You can read an except of Zift by clicking on this pdf.

  • Isaac’s Torah by Angel Wagenstein, translated from the Bulgarian by Elizabeth Frank and Deliana Simeonova (Other Press)

Just from the title, author’s name, and description, I wouldn’t have guessed this was translated from Bulgarian, but there you go. Here’s what Other Press has to say:

This novel is the saga in five parts of Isaac Jacob Blumenfeld, who grows up in Kolodetz, a small town near Lvov, which, when he’s a boy, belongs to the Hapsburg Empire, but which subsequently belongs to Poland, Soviet Russia, Germany, and then Russia again. Isaac survives the absurdity and horror of Eastern Europe during the 20th century by pretending to be a fool. If this is an old Jewish art, then Isaac is a consummate artist. He plays the fool all his life, from his boyhood in Kolodetz shetl to the time when he is an accused war criminal in a Gulag in Siberia.

Inseparable from Isaac’s life and story are the Yiddish jokes and fables of Kolodetz. These and the counsel of his dear friend, the rabbi and chair of the atheist club in Kolodetz, Shmuel Ben David, sustain Isaac through two world wars, three concentration camps, and five motherlands. The book puts on record, with full art, what is perhaps the central story of the last one hundred years. It is a wise book.

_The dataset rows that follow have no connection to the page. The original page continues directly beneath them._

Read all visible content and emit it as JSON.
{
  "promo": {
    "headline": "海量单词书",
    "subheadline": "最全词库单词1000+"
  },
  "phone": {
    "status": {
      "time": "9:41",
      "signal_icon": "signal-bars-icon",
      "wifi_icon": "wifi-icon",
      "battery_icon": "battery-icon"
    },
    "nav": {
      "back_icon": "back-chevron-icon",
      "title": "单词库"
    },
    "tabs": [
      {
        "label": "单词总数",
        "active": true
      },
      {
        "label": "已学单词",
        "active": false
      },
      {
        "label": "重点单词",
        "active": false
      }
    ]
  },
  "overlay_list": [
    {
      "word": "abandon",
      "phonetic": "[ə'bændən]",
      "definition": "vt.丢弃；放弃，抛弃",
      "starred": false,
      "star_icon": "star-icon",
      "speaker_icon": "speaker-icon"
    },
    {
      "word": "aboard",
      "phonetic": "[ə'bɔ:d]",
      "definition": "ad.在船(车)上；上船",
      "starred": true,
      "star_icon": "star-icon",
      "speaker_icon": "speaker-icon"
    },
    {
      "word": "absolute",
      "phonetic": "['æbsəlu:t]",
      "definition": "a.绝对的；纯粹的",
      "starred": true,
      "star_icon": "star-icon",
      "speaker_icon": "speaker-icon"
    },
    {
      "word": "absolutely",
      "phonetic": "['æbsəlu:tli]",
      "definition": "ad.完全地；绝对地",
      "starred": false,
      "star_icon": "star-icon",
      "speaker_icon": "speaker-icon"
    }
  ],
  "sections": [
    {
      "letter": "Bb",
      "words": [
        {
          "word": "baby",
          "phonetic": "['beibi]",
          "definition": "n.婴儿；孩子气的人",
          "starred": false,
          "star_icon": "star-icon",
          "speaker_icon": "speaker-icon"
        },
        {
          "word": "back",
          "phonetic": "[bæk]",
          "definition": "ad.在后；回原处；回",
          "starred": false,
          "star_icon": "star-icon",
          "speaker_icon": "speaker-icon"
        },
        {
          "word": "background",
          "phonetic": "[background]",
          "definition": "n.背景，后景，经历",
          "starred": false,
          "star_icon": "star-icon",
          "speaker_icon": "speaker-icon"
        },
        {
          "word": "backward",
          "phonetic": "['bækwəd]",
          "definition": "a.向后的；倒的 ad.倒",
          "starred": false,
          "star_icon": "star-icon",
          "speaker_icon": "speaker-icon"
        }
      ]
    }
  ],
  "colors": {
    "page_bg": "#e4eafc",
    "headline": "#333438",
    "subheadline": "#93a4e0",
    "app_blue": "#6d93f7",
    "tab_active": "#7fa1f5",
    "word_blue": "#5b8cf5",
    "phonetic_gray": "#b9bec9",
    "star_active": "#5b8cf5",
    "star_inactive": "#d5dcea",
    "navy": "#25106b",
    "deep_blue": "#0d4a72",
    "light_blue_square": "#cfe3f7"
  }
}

They also have a slick-as-money “look inside” feature where you can read the first 20+ pages. Worth checking out, especially since Other Press also published Wagenstein’s Farewell, Shanghai

  • Unreal Estate by Lyubomir Nikolov, translated by Miroslav Nikolov (Carnegie Mellon University Press)

Unfortunately, the Carnegie Mellon website doesn’t seem to have a page for this book, or any additional information at all (shame!), so instead, I’ll just quote this description from Flipkart, which is also where the title of this post comes from:

In Unreal Estate, the much-anticipated follow-up to the internationally acclaimed Pagan (Carnegie Mellon University Press 1992), Lyubomir Nikolov has made the Balkans a permanent feature of the American literary landscape. Blending rich Bulgarian folk song traditions with Old World intellectual skepticism and American grit, Nikolov dares to venture where few others have gone. Miroslav Nikolovas bold translations make the poems more accessible than ever. Emerging from years of obscurity, Lyubomir Nikolov strikes again.

And with that, I’m off till tomorrow when I’ll post a bunch of info and samples from Milen Ruskov’s Thrown into Nature.

1 In the time-honored Three Percent tradition of TMI, it’s fitting that I’m writing about this today seeing that I was finally, officially divorced yesterday afternoon. Yay! Or yay? Or whatever.